WASHINGTON—Key members of Congress from both major political parties are demanding that the Department of Veterans Affairs explain why its call centers routinely provide veterans with bad information.
In response to a Knight Ridder story in December, Democrats and Republicans from the House of Representatives and the Senate have asked the VA to account for the incorrect answers it gives people who call the department's help lines.
According to the VA's own "mystery caller" program, Knight Ridder revealed that people who call the agency for help and advice are more likely to receive completely wrong answers than completely right ones.
On Tuesday, the chairman of the House subcommittee that deals with veterans' benefits wrote to the VA, asking for evidence of what the VA has done to improve its public call centers. Rep. Jeff Miller, R- Fla., wants answers from the VA within four weeks.
In the Senate, the chairman of the Committee on Veterans' Affairs, Larry Craig, R-Idaho, has directed his staff to discuss the situation with the VA. The agency and the committee staff will meet next week.
Two Democrats on the Senate committee—Ken Salazar of Colorado and Barack Obama of Illinois—also wrote VA Secretary James Nicholson, requesting information on the call centers and efforts to fix them.

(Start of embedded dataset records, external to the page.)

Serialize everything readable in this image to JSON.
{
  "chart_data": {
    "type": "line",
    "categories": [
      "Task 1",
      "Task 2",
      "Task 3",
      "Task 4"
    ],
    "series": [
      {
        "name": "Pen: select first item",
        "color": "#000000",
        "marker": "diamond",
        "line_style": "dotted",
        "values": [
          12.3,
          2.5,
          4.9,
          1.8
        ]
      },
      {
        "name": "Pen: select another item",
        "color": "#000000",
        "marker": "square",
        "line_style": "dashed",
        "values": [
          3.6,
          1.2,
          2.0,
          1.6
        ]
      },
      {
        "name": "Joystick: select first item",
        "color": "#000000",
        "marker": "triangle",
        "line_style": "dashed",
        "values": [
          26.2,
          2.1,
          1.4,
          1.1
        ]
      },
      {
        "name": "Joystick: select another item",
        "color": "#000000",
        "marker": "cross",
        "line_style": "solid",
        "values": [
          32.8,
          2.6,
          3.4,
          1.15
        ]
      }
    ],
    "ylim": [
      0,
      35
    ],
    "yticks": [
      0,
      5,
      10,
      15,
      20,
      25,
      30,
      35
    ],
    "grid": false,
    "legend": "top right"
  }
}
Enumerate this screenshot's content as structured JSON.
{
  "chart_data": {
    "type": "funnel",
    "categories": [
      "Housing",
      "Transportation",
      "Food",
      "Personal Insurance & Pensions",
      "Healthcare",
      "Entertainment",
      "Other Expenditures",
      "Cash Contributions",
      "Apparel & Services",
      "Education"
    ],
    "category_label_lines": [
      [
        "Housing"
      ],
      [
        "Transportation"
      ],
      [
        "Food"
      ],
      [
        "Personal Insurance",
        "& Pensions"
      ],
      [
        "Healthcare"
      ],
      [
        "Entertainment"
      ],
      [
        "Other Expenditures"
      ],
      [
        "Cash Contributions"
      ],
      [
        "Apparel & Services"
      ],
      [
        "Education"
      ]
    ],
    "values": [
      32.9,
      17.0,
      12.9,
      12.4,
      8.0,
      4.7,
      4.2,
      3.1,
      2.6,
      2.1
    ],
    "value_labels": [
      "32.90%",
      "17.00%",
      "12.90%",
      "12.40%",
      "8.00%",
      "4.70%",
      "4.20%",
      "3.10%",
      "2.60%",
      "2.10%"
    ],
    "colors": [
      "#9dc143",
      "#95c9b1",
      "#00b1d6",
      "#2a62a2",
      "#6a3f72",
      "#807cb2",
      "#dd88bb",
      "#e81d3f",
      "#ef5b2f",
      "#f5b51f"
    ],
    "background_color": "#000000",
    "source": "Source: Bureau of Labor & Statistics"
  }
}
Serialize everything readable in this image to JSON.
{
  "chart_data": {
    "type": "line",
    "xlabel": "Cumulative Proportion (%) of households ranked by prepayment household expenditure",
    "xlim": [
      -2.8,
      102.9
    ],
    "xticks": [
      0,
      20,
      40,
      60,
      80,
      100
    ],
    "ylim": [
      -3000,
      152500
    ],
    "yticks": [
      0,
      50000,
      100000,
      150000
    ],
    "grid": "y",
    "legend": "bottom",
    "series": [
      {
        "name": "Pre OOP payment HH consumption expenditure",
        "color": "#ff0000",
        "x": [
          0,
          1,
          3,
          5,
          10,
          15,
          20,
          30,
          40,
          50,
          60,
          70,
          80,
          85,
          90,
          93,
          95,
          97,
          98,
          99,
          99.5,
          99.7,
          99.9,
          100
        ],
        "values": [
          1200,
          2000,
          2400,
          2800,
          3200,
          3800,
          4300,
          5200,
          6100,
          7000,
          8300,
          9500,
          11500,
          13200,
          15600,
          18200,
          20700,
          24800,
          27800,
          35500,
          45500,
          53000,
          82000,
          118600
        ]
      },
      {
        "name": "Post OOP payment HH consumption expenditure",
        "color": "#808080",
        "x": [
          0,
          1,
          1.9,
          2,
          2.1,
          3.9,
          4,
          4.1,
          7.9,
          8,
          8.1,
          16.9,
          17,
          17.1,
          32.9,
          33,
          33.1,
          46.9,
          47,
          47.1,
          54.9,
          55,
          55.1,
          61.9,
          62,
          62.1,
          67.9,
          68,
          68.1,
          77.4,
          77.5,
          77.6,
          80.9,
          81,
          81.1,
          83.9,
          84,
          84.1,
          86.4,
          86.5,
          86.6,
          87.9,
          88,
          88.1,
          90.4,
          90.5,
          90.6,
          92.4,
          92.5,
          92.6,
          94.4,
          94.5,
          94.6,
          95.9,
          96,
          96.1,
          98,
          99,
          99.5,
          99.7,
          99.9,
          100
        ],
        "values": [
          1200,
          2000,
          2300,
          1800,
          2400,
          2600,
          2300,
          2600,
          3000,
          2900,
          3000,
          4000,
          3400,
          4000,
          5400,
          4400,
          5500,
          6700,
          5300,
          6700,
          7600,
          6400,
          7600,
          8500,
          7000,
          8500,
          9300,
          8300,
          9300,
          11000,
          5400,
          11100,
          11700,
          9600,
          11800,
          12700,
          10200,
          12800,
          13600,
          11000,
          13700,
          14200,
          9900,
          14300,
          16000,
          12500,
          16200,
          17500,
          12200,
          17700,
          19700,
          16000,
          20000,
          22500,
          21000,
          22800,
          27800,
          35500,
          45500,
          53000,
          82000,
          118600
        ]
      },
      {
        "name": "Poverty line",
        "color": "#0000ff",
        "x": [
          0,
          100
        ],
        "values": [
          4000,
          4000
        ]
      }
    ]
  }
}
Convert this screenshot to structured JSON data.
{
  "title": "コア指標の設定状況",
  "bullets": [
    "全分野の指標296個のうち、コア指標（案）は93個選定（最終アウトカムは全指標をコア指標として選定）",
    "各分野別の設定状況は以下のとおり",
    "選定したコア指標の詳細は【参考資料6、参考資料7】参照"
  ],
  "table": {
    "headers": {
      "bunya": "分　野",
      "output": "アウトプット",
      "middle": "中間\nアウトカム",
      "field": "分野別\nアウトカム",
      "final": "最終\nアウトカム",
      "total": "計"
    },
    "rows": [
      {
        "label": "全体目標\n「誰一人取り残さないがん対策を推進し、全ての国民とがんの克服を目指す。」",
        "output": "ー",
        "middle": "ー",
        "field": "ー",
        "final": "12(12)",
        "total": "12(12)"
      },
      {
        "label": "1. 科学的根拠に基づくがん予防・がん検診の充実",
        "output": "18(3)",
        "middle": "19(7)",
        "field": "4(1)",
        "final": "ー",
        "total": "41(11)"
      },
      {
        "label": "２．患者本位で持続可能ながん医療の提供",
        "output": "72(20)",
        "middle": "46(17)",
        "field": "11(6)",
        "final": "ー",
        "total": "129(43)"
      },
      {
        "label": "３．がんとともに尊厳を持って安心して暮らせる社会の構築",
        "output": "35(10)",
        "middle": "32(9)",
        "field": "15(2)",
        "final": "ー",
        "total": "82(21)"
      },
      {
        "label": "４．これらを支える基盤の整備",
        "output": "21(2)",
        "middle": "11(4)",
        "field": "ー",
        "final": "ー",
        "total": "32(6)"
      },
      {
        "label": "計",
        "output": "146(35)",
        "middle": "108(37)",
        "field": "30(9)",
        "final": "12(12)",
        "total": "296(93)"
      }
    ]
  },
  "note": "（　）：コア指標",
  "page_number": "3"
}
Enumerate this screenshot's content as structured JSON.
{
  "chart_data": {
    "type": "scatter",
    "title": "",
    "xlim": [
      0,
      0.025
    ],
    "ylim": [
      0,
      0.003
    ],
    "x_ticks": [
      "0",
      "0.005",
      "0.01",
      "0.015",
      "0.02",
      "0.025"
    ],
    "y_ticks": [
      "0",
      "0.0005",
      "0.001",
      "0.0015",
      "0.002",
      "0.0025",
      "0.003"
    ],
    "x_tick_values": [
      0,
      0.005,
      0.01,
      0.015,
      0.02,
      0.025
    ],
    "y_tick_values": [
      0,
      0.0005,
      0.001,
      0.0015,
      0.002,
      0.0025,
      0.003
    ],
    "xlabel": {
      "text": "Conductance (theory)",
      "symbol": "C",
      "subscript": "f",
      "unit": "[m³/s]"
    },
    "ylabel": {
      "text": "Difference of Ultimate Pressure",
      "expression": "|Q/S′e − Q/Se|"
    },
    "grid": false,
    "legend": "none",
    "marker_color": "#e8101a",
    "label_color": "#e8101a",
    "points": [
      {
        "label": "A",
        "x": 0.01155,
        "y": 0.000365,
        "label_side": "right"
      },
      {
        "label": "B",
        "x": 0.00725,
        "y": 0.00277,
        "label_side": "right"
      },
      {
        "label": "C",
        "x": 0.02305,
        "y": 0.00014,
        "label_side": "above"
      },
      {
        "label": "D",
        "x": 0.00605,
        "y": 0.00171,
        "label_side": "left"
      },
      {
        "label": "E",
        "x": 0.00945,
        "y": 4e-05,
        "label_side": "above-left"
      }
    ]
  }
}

In a letter this week, Salazar said he was disturbed by the "startling lack of accuracy and professionalism" by VA workers. Obama wrote on Jan. 11 that veterans "deserve better than being given bad information" by the VA—or "being treated with disrespect." He said that he was outraged at the "pattern of unacceptable behavior."
A spokesman for the VA, Jose Llamas, said the agency had just received the letters and would respond to the legislators when it was done reviewing the letters.
So-called mystery callers, saying they were relatives or friends of veterans inquiring about possible benefits, made a total of 1,089 calls. VA experts then rated the answers given by the VA's regional office workers.
They found that 22 percent of the answers that callers received were "completely incorrect," 23 percent were "minimally correct" and 20 percent were "partially correct." Nineteen percent of the answers were "completely correct," and 16 percent were "mostly correct."
The program also found that some VA workers were dismissive of some callers and unhelpful or rude to others.